• FA-104179 © Technisches Museum Wien, Photo: Peter Sedlaczek
Collection Area
Production Technology
Heavy Industry
1800 - 1849

Lathe with wooden flywheel, c 1840


Stylish and pre-industrial: this antiquated piece of equipment still required a workmate to set it into motion. And, with the exception of a few parts, it is made entirely of wood.

Like drilling and milling, turning on a lathe is a machining process based on the principle of rotation. There have been three distinct historical phases, producing turning lathes, machining lathes and automatic lathes. On a turning lathe the workpiece was usually clamped between turning centres and made to rotate. The lathe operator would then machine the workpiece using a hand-guided lathe tool resting on a support. The first machining lathes emerged with the development of the support, which held the cutter in place and replaced the manual aspect of the operation. And, from the mid-19th century onwards, lathe operators were gradually relieved of the task of actually controlling the machining of the workpiece. Now an automatic machine carried out the operating functions based on a specific program, which could be transmitted mechanically, electrically, hydraulically or pneumatically. The program itself was stored via a control shaft, punched tape or diskettes.

The drive system used for the turning gear also went through several phases.

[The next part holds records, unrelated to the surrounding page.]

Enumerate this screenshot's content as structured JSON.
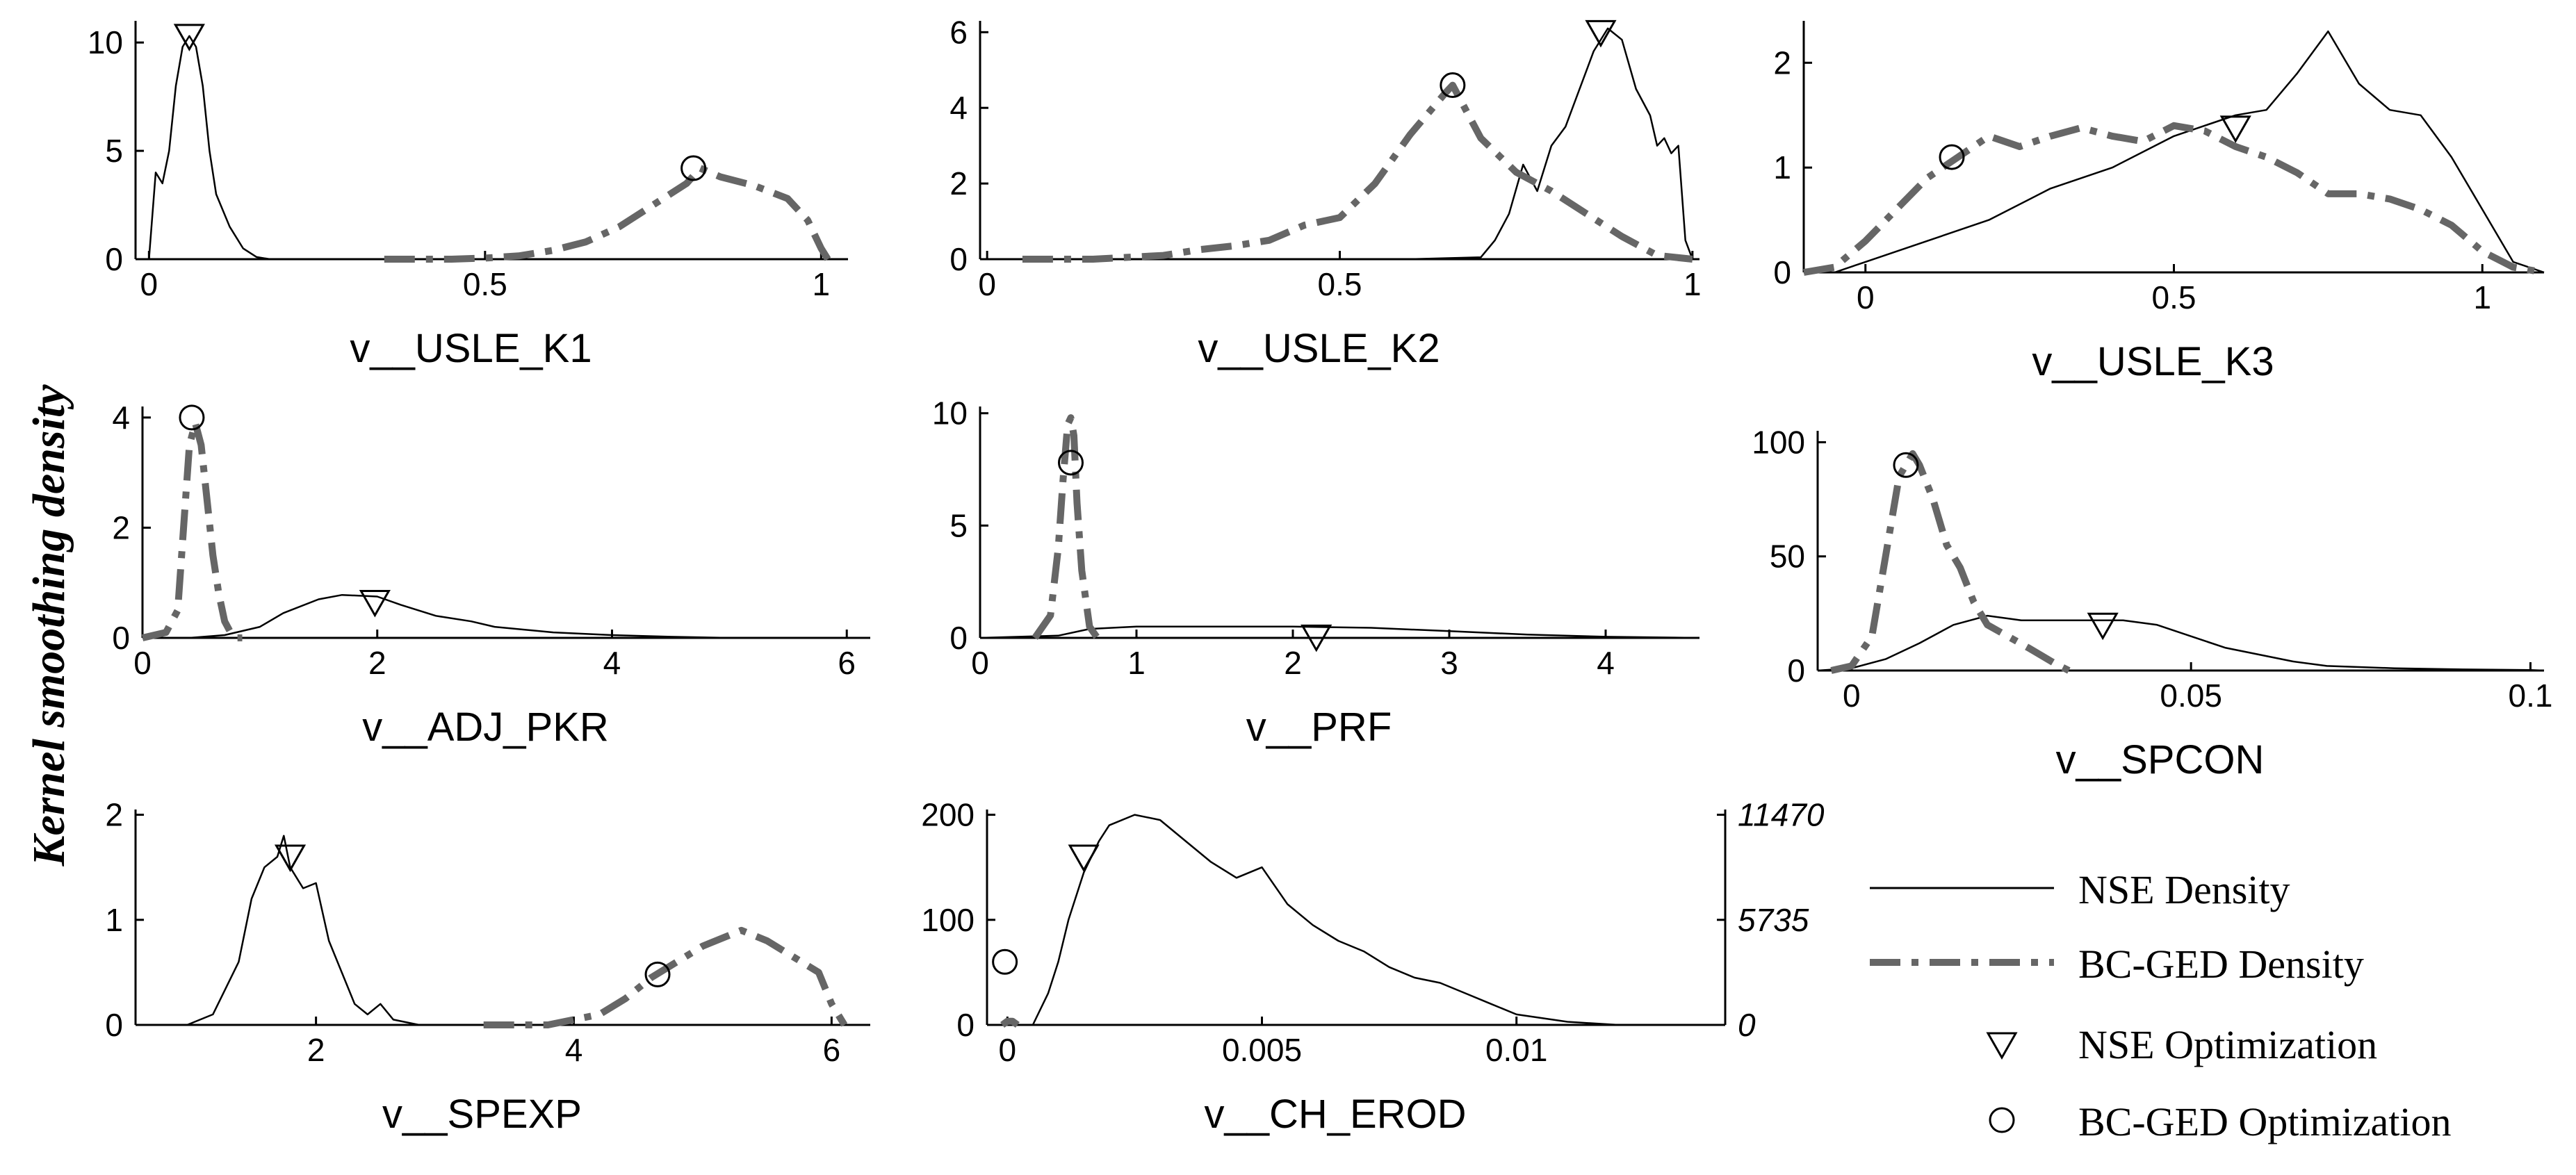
{
  "figure": {
    "ylabel": "Kernel smoothing density",
    "legend": {
      "position": "bottom-right",
      "entries": [
        {
          "label": "NSE Density",
          "kind": "line"
        },
        {
          "label": "BC-GED Density",
          "kind": "dashdot"
        },
        {
          "label": "NSE Optimization",
          "kind": "triangle"
        },
        {
          "label": "BC-GED Optimization",
          "kind": "circle"
        }
      ]
    },
    "colors": {
      "nse": "#000000",
      "bcged": "#666666"
    }
  },
  "chart_data": [
    {
      "type": "line",
      "xlabel": "v__USLE_K1",
      "xlim": [
        -0.02,
        1.04
      ],
      "ylim": [
        0,
        11
      ],
      "xticks": [
        0,
        0.5,
        1
      ],
      "xticklabels": [
        "0",
        "0.5",
        "1"
      ],
      "yticks": [
        0,
        5,
        10
      ],
      "yticklabels": [
        "0",
        "5",
        "10"
      ],
      "series": [
        {
          "name": "NSE Density",
          "x": [
            0,
            0.01,
            0.02,
            0.03,
            0.04,
            0.05,
            0.06,
            0.07,
            0.08,
            0.09,
            0.1,
            0.12,
            0.14,
            0.16,
            0.18,
            0.2
          ],
          "y": [
            0,
            4,
            3.5,
            5,
            8,
            9.8,
            10.3,
            9.8,
            8,
            5,
            3,
            1.5,
            0.5,
            0.1,
            0,
            0
          ]
        },
        {
          "name": "BC-GED Density",
          "x": [
            0.35,
            0.45,
            0.5,
            0.55,
            0.6,
            0.65,
            0.7,
            0.75,
            0.8,
            0.82,
            0.85,
            0.9,
            0.95,
            0.98,
            1.0,
            1.01
          ],
          "y": [
            0,
            0,
            0.05,
            0.15,
            0.4,
            0.8,
            1.5,
            2.5,
            3.5,
            4.2,
            3.8,
            3.4,
            2.8,
            1.8,
            0.5,
            0
          ]
        }
      ],
      "markers": {
        "nse_opt": [
          0.06,
          10.3
        ],
        "bcged_opt": [
          0.81,
          4.2
        ]
      }
    },
    {
      "type": "line",
      "xlabel": "v__USLE_K2",
      "xlim": [
        -0.01,
        1.01
      ],
      "ylim": [
        0,
        6.3
      ],
      "xticks": [
        0,
        0.5,
        1
      ],
      "xticklabels": [
        "0",
        "0.5",
        "1"
      ],
      "yticks": [
        0,
        2,
        4,
        6
      ],
      "yticklabels": [
        "0",
        "2",
        "4",
        "6"
      ],
      "series": [
        {
          "name": "NSE Density",
          "x": [
            0.6,
            0.7,
            0.72,
            0.74,
            0.76,
            0.78,
            0.8,
            0.82,
            0.84,
            0.86,
            0.88,
            0.9,
            0.92,
            0.94,
            0.95,
            0.96,
            0.97,
            0.98,
            0.99,
            1.0
          ],
          "y": [
            0,
            0.05,
            0.5,
            1.2,
            2.5,
            1.8,
            3.0,
            3.5,
            4.5,
            5.5,
            6.1,
            5.8,
            4.5,
            3.8,
            3.0,
            3.2,
            2.8,
            3.0,
            0.5,
            0
          ]
        },
        {
          "name": "BC-GED Density",
          "x": [
            0.05,
            0.15,
            0.2,
            0.25,
            0.3,
            0.35,
            0.4,
            0.45,
            0.5,
            0.55,
            0.6,
            0.65,
            0.66,
            0.7,
            0.75,
            0.8,
            0.85,
            0.9,
            0.95,
            1.0
          ],
          "y": [
            0,
            0,
            0.05,
            0.1,
            0.25,
            0.35,
            0.5,
            0.9,
            1.1,
            2.0,
            3.3,
            4.4,
            4.6,
            3.2,
            2.3,
            1.8,
            1.2,
            0.6,
            0.1,
            0
          ]
        }
      ],
      "markers": {
        "nse_opt": [
          0.87,
          6.0
        ],
        "bcged_opt": [
          0.66,
          4.6
        ]
      }
    },
    {
      "type": "line",
      "xlabel": "v__USLE_K3",
      "xlim": [
        -0.1,
        1.1
      ],
      "ylim": [
        0,
        2.4
      ],
      "xticks": [
        0,
        0.5,
        1
      ],
      "xticklabels": [
        "0",
        "0.5",
        "1"
      ],
      "yticks": [
        0,
        1,
        2
      ],
      "yticklabels": [
        "0",
        "1",
        "2"
      ],
      "series": [
        {
          "name": "NSE Density",
          "x": [
            -0.1,
            -0.05,
            0,
            0.1,
            0.2,
            0.3,
            0.4,
            0.5,
            0.55,
            0.6,
            0.65,
            0.7,
            0.75,
            0.8,
            0.85,
            0.9,
            0.95,
            1.0,
            1.05,
            1.1
          ],
          "y": [
            0,
            0,
            0.1,
            0.3,
            0.5,
            0.8,
            1.0,
            1.3,
            1.4,
            1.5,
            1.55,
            1.9,
            2.3,
            1.8,
            1.55,
            1.5,
            1.1,
            0.6,
            0.1,
            0
          ]
        },
        {
          "name": "BC-GED Density",
          "x": [
            -0.1,
            -0.05,
            0,
            0.05,
            0.1,
            0.15,
            0.2,
            0.25,
            0.3,
            0.35,
            0.4,
            0.45,
            0.5,
            0.55,
            0.6,
            0.65,
            0.7,
            0.75,
            0.8,
            0.85,
            0.9,
            0.95,
            1.0,
            1.05,
            1.1
          ],
          "y": [
            0,
            0.05,
            0.3,
            0.6,
            0.9,
            1.1,
            1.3,
            1.2,
            1.3,
            1.38,
            1.3,
            1.25,
            1.4,
            1.35,
            1.2,
            1.1,
            0.95,
            0.75,
            0.75,
            0.7,
            0.6,
            0.45,
            0.2,
            0.05,
            0
          ]
        }
      ],
      "markers": {
        "nse_opt": [
          0.6,
          1.38
        ],
        "bcged_opt": [
          0.14,
          1.1
        ]
      }
    },
    {
      "type": "line",
      "xlabel": "v__ADJ_PKR",
      "xlim": [
        0,
        6.2
      ],
      "ylim": [
        0,
        4.2
      ],
      "xticks": [
        0,
        2,
        4,
        6
      ],
      "xticklabels": [
        "0",
        "2",
        "4",
        "6"
      ],
      "yticks": [
        0,
        2,
        4
      ],
      "yticklabels": [
        "0",
        "2",
        "4"
      ],
      "series": [
        {
          "name": "NSE Density",
          "x": [
            0.4,
            0.7,
            1.0,
            1.2,
            1.5,
            1.7,
            2.0,
            2.2,
            2.5,
            2.8,
            3.0,
            3.5,
            4.0,
            4.5,
            5.0,
            6.2
          ],
          "y": [
            0,
            0.05,
            0.2,
            0.45,
            0.7,
            0.78,
            0.75,
            0.6,
            0.4,
            0.3,
            0.2,
            0.1,
            0.05,
            0.02,
            0,
            0
          ]
        },
        {
          "name": "BC-GED Density",
          "x": [
            0,
            0.2,
            0.3,
            0.35,
            0.4,
            0.45,
            0.5,
            0.55,
            0.6,
            0.65,
            0.7,
            0.75,
            0.8,
            0.85
          ],
          "y": [
            0,
            0.1,
            0.5,
            2.0,
            3.5,
            3.9,
            3.5,
            2.5,
            1.5,
            0.8,
            0.3,
            0.1,
            0,
            0
          ]
        }
      ],
      "markers": {
        "nse_opt": [
          1.98,
          0.65
        ],
        "bcged_opt": [
          0.42,
          4.0
        ]
      }
    },
    {
      "type": "line",
      "xlabel": "v__PRF",
      "xlim": [
        0,
        4.6
      ],
      "ylim": [
        0,
        10.3
      ],
      "xticks": [
        0,
        1,
        2,
        3,
        4
      ],
      "xticklabels": [
        "0",
        "1",
        "2",
        "3",
        "4"
      ],
      "yticks": [
        0,
        5,
        10
      ],
      "yticklabels": [
        "0",
        "5",
        "10"
      ],
      "series": [
        {
          "name": "NSE Density",
          "x": [
            0,
            0.5,
            0.7,
            1.0,
            1.5,
            2.0,
            2.5,
            3.0,
            3.5,
            4.0,
            4.6
          ],
          "y": [
            0,
            0.1,
            0.4,
            0.5,
            0.5,
            0.5,
            0.45,
            0.3,
            0.15,
            0.05,
            0
          ]
        },
        {
          "name": "BC-GED Density",
          "x": [
            0.35,
            0.45,
            0.5,
            0.53,
            0.56,
            0.58,
            0.6,
            0.62,
            0.65,
            0.7,
            0.75
          ],
          "y": [
            0,
            1,
            4,
            7,
            9.5,
            9.8,
            9,
            6,
            3,
            0.5,
            0
          ]
        }
      ],
      "markers": {
        "nse_opt": [
          2.15,
          0.05
        ],
        "bcged_opt": [
          0.58,
          7.8
        ]
      }
    },
    {
      "type": "line",
      "xlabel": "v__SPCON",
      "xlim": [
        -0.005,
        0.102
      ],
      "ylim": [
        0,
        105
      ],
      "xticks": [
        0,
        0.05,
        0.1
      ],
      "xticklabels": [
        "0",
        "0.05",
        "0.1"
      ],
      "yticks": [
        0,
        50,
        100
      ],
      "yticklabels": [
        "0",
        "50",
        "100"
      ],
      "series": [
        {
          "name": "NSE Density",
          "x": [
            -0.005,
            0,
            0.005,
            0.01,
            0.015,
            0.02,
            0.025,
            0.03,
            0.035,
            0.04,
            0.045,
            0.05,
            0.055,
            0.06,
            0.065,
            0.07,
            0.08,
            0.09,
            0.1,
            0.102
          ],
          "y": [
            0,
            1,
            5,
            12,
            20,
            24,
            22,
            22,
            22,
            22,
            20,
            15,
            10,
            7,
            4,
            2,
            1,
            0.5,
            0.2,
            0
          ]
        },
        {
          "name": "BC-GED Density",
          "x": [
            -0.003,
            0,
            0.003,
            0.005,
            0.007,
            0.009,
            0.01,
            0.012,
            0.014,
            0.016,
            0.018,
            0.02,
            0.023,
            0.026,
            0.03,
            0.032
          ],
          "y": [
            0,
            2,
            15,
            50,
            85,
            95,
            90,
            75,
            55,
            45,
            30,
            20,
            15,
            10,
            3,
            0
          ]
        }
      ],
      "markers": {
        "nse_opt": [
          0.037,
          20
        ],
        "bcged_opt": [
          0.008,
          90
        ]
      }
    },
    {
      "type": "line",
      "xlabel": "v__SPEXP",
      "xlim": [
        0.6,
        6.3
      ],
      "ylim": [
        0,
        2.05
      ],
      "xticks": [
        2,
        4,
        6
      ],
      "xticklabels": [
        "2",
        "4",
        "6"
      ],
      "yticks": [
        0,
        1,
        2
      ],
      "yticklabels": [
        "0",
        "1",
        "2"
      ],
      "series": [
        {
          "name": "NSE Density",
          "x": [
            1.0,
            1.2,
            1.4,
            1.5,
            1.6,
            1.7,
            1.75,
            1.8,
            1.9,
            2.0,
            2.1,
            2.2,
            2.3,
            2.4,
            2.5,
            2.6,
            2.8
          ],
          "y": [
            0,
            0.1,
            0.6,
            1.2,
            1.5,
            1.6,
            1.8,
            1.5,
            1.3,
            1.35,
            0.8,
            0.5,
            0.2,
            0.1,
            0.2,
            0.05,
            0
          ]
        },
        {
          "name": "BC-GED Density",
          "x": [
            3.3,
            3.8,
            4.0,
            4.2,
            4.4,
            4.6,
            4.8,
            5.0,
            5.2,
            5.3,
            5.5,
            5.7,
            5.9,
            6.0,
            6.1
          ],
          "y": [
            0,
            0,
            0.05,
            0.1,
            0.25,
            0.45,
            0.6,
            0.75,
            0.85,
            0.9,
            0.8,
            0.65,
            0.5,
            0.2,
            0
          ]
        }
      ],
      "markers": {
        "nse_opt": [
          1.8,
          1.6
        ],
        "bcged_opt": [
          4.65,
          0.48
        ]
      }
    },
    {
      "type": "line",
      "xlabel": "v__CH_EROD",
      "xlim": [
        -0.0004,
        0.0141
      ],
      "ylim": [
        0,
        205
      ],
      "xticks": [
        0,
        0.005,
        0.01
      ],
      "xticklabels": [
        "0",
        "0.005",
        "0.01"
      ],
      "yticks": [
        0,
        100,
        200
      ],
      "yticklabels": [
        "0",
        "100",
        "200"
      ],
      "y2lim": [
        0,
        11757
      ],
      "y2ticks": [
        0,
        5735,
        11470
      ],
      "y2ticklabels": [
        "0",
        "5735",
        "11470"
      ],
      "series": [
        {
          "name": "NSE Density",
          "x": [
            0.0005,
            0.0008,
            0.001,
            0.0012,
            0.0015,
            0.0018,
            0.002,
            0.0025,
            0.003,
            0.0035,
            0.004,
            0.0045,
            0.005,
            0.0055,
            0.006,
            0.0065,
            0.007,
            0.0075,
            0.008,
            0.0085,
            0.009,
            0.0095,
            0.01,
            0.011,
            0.012,
            0.0141
          ],
          "y": [
            0,
            30,
            60,
            100,
            145,
            175,
            190,
            200,
            195,
            175,
            155,
            140,
            150,
            115,
            95,
            80,
            70,
            55,
            45,
            40,
            30,
            20,
            10,
            3,
            0,
            0
          ]
        },
        {
          "name": "BC-GED Density",
          "x": [
            -0.0001,
            0,
            0.0001,
            0.0002
          ],
          "y": [
            0,
            200,
            200,
            0
          ],
          "axis": "right"
        }
      ],
      "markers": {
        "nse_opt": [
          0.0015,
          160
        ],
        "bcged_opt": [
          -5e-05,
          60
        ]
      }
    }
  ]
}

In the 13th century the exclusively manual rotation induced by the lathe operator or an assistant was replaced by the rocker lathe. The rocker, a wooden spring firmly clamped at one end, was connected to a footboard by a rope wound around the workpiece. The foot-operated drive created an alternating direction of rotation. In the 15th century, the metal lathe with wheel or crank drive enabled a continuous rotational movement, allowing greater forces to be transmitted and achieving higher cutting speeds. With the drive mechanism now actuated by an assistant, the lathe operator was able to focus fully on his work. Later on, the drive system was achieved by transmissions and, in the early 20th century, mostly by electric motors.